# Clustering
In this series, we intend to provide implementations of the methods and algorithms described by [Rokach and Maimon 2005, ch 15](http://www.springer.com/us/book/9780387254654). First we design functions to calculate these metrics for understanding purposes. We show their SciPy counterparts by the end of this notebook.

## Distance measure (dissimilarity)

This notebook intends to provide functions to calculate distance (dissimilarity) and similarity between p-dimensional instances.

---

First we declare some toy instances in order to test our methods

In [1]:
import numpy as np
from numpy import linalg as LA
# numeric attributes
num1 = np.array([0.12,0.34,0.56,0.78,0.90])
num2 = np.array([0.09,0.78,0.65,0.43,0.21])
# binary attributes
bin1 = [True,False,False,True,True]
bin2 = [True,False,True,True,False]
# nominal attributes
nom1 = ["green","blue","green","red","blue"]
nom2 = ["red","blue","red","red","green"]
# mixed type attributes
mix1 = ["green",True,False,0.53,"red"]
mix2 = ["blue",True,True,0.64,"red"]

### Minkowski: Distance Measures for Numeric Attributes
For the numeric attributes, we consider the Minkowski distance
$$d(x_i,x_j)=\left(\sum_{n=1}^p \mid x_{1,n}-x_{2,n} \mid ^q \right)^{1/q}$$

In [2]:
def mink(x1,x2,g):
    if len(x1)!=len(x2): return None
    res=np.sum(abs(x1-x2)**g)**(1/g)
    return res

Which results in:

In [3]:
print("manhattan distance = ",mink(num1,num2,1))
print("euclidean distance = ", mink(num1,num2,2))
print("Chebychev distance ~= ", mink(num1,num2,1000))

manhattan distance =  1.6
euclidean distance =  0.895097760024
Chesbychev distance ~=  0.69


### Distance Metrics for Ordinal Attributes
For ordinal atributes, it suffices to normalize the values using:
$$z_{i,j}=\frac{r_{i,n}-1}{M_n-1}$$
where $z_{i,n}$ is the standardized value of the attribute, $r_{i,n}$ is this value before standardization and $M_n$ is the upper limit of the domain of attribute $a_n$, assuming the lower limit is $1$.
The one should proceed using the minkowsky distance.  
However, I propose one correction to this formula. Since ordinal values are usually presented in decreasing order of positioning (e.g. rankings, queues etc.) the lower the value, the higher its position. Therefore, the value should be normalized to the $[0,1]$ domain using:
$$z_{i,j}=1-\frac{r_{i,n}-1}{M_n-1}$$

### Distance Measures for Binary Attributes
For the binary attributes we consider the matching coefficient.
First, we generate the contingency table  

In [4]:
def contTable(x1,x2):
    if len(x1)!=len(x2): return None
    q=r=s=t=0
    for idx in range(len(x1)):
        if x1[idx] and x2[idx]:
            q+=1
        elif x1[idx]:
            r+=1
        elif x2[idx]:
            s+=1
        else:
            t+=1
    res = [q,r,s,t]
    return res

Then we can calculate the matching coefficient as
$$d(x_i,x_j)=\frac{r+s}{q+r+s+t}$$

In [5]:
def matCoef(x1,x2):
    [q,r,s,t]=contTable(bin1,bin2)
    res=(r+s)/(q+r+s+t)
    return res

Which results in:

In [6]:
print("Matching coefficient = ", matCoef(bin1,bin2))

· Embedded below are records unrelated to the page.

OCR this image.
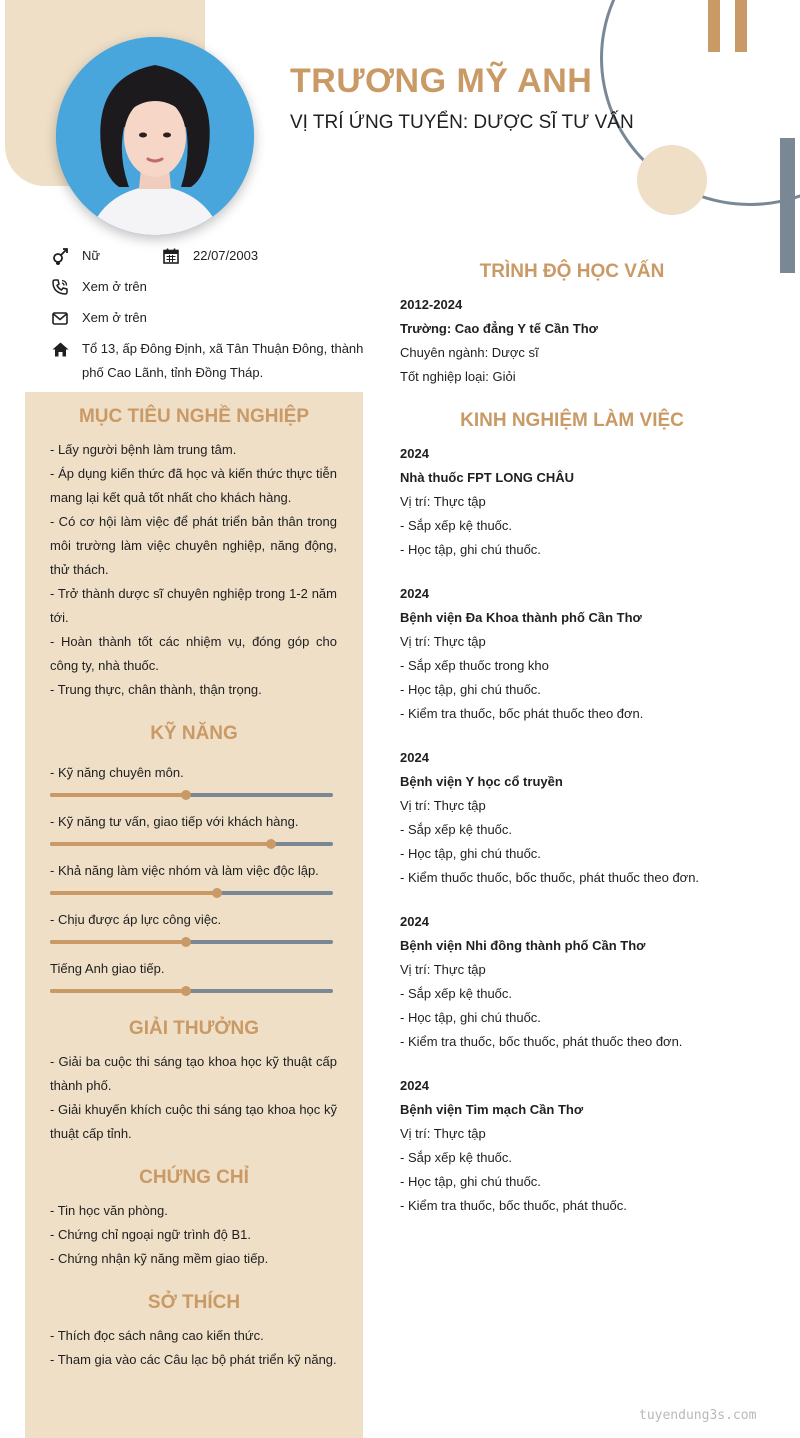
TRƯƠNG MỸ ANH
VỊ TRÍ ỨNG TUYỂN: DƯỢC SĨ TƯ VẤN
Nữ	22/07/2003
Xem ở trên
Xem ở trên
Tổ 13, ấp Đông Định, xã Tân Thuận Đông, thành
phố Cao Lãnh, tỉnh Đồng Tháp.
MỤC TIÊU NGHỀ NGHIỆP

- Lấy người bệnh làm trung tâm.

- Áp dụng kiến thức đã học và kiến thức thực tiễn mang lại kết quả tốt nhất cho khách hàng.

- Có cơ hội làm việc để phát triển bản thân trong môi trường làm việc chuyên nghiệp, năng động, thử thách.

- Trở thành dược sĩ chuyên nghiệp trong 1-2 năm tới.

- Hoàn thành tốt các nhiệm vụ, đóng góp cho công ty, nhà thuốc.

- Trung thực, chân thành, thận trọng.

KỸ NĂNG
- Kỹ năng chuyên môn.
- Kỹ năng tư vấn, giao tiếp với khách hàng.
- Khả năng làm việc nhóm và làm việc độc lập.
- Chịu được áp lực công việc.
Tiếng Anh giao tiếp.
GIẢI THƯỞNG

- Giải ba cuộc thi sáng tạo khoa học kỹ thuật cấp thành phố.

- Giải khuyến khích cuộc thi sáng tạo khoa học kỹ thuật cấp tỉnh.

CHỨNG CHỈ

- Tin học văn phòng.

- Chứng chỉ ngoại ngữ trình độ B1.

- Chứng nhận kỹ năng mềm giao tiếp.

SỞ THÍCH

- Thích đọc sách nâng cao kiến thức.

- Tham gia vào các Câu lạc bộ phát triển kỹ năng.

TRÌNH ĐỘ HỌC VẤN
2012-2024
Trường: Cao đẳng Y tế Cần Thơ
Chuyên ngành: Dược sĩ
Tốt nghiệp loại: Giỏi
KINH NGHIỆM LÀM VIỆC
2024
Nhà thuốc FPT LONG CHÂU
Vị trí: Thực tập
- Sắp xếp kệ thuốc.
- Học tập, ghi chú thuốc.
2024
Bệnh viện Đa Khoa thành phố Cần Thơ
Vị trí: Thực tập
- Sắp xếp thuốc trong kho
- Học tập, ghi chú thuốc.
- Kiểm tra thuốc, bốc phát thuốc theo đơn.
2024
Bệnh viện Y học cổ truyền
Vị trí: Thực tập
- Sắp xếp kệ thuốc.
- Học tập, ghi chú thuốc.
- Kiểm thuốc thuốc, bốc thuốc, phát thuốc theo đơn.
2024
Bệnh viện Nhi đồng thành phố Cần Thơ
Vị trí: Thực tập
- Sắp xếp kệ thuốc.
- Học tập, ghi chú thuốc.
- Kiểm tra thuốc, bốc thuốc, phát thuốc theo đơn.
2024
Bệnh viện Tim mạch Cần Thơ
Vị trí: Thực tập
- Sắp xếp kệ thuốc.
- Học tập, ghi chú thuốc.
- Kiểm tra thuốc, bốc thuốc, phát thuốc.
tuyendung3s.com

Matching coefficient =  0.4


### Distance Measures for Nominal Attributes
For the nominal attributes we use simple matching
$$d(x_i,x_j)=\frac{p-m}{p}$$

In [7]:
def simMatch(x1,x2):
    if len(x1)!=len(x2): return None
    m=0
    p=len(x1)
    for idx in range(p):
        if x1[idx]==x2[idx]:
            m+=1
    res=(p-m)/p
    return res

Which results in:

In [8]:
print("Simple Match = ",simMatch(nom1,nom2))

Simple Match =  0.6


### Distance Metrics for Mixed-Type Attributes
Finally, for mixed type attributes we use the mixed type distance
$$d(x_i,x_j)=\frac{\sum\limits_{n=1}^p \delta_{ij}^{(n)} d_{ij}^{(n)}}{\sum\limits_{n=1}^p \delta_{ij}^{(n)}}$$
where $\delta_{ij}^{(n)}=0$ if one attribute is missing and $1$ otherwise. The distance $d_{ij}^{(n)}$ between the $n^{th}$ atribute of the instances depends on the type of attribute.
* If categorical or binary, $d_{ij}^{(n)}=0$ if both values match and $0$ otherwise
* If numeric, the distance $d_{ij}^{(n)}$ is the absolute difference between both values


In [9]:
def mixDis(x1,x2):
    if len(x1)!=len(x2): return None
    dij = np.zeros(len(x1))
    delij = np.ones(len(x1))
    for idx in range(len(dij)):
        if type(x1[idx]) != type(x2[idx]): return None
        if (type(x1[idx]) is str) or (type(x1[idx]) is bool):
            dij[idx] = int(x1[idx] == x2[idx])
        elif (type(x1[idx]) is int) or (type(x1[idx]) is float):
            dij[idx] = abs(x1[idx]-x2[idx])
        else:
            delij[idx] = 0
    res = delij.dot(dij)/np.sum(delij)
    return res

Which results in:

In [10]:
print("Mixed Distance = ", mixDis(mix1,mix2))

Mixed Distance =  0.422


## Similarity functions
As opposed to distance metrics, similarity functions should provide higher values if $x_1$ and $x_2$ are "similar".

### Cosine Measure
This metric evaluates the similarity as a function of the angle of vectors as opposed to their distance.
$$s(x_i,x_j)=\frac{x_i^T \cdot x_j}{\|x_i\| \cdot \|x_j\|}$$

In [11]:
def cosMeas(x1,x2):
    if len(x1)!=len(x2): return None
    res = x1.dot(x2)/(LA.norm(x1)*LA.norm(x2))
    return res

Which results in:

In [12]:
print("Cosine measure = ",cosMeas(num1,num2))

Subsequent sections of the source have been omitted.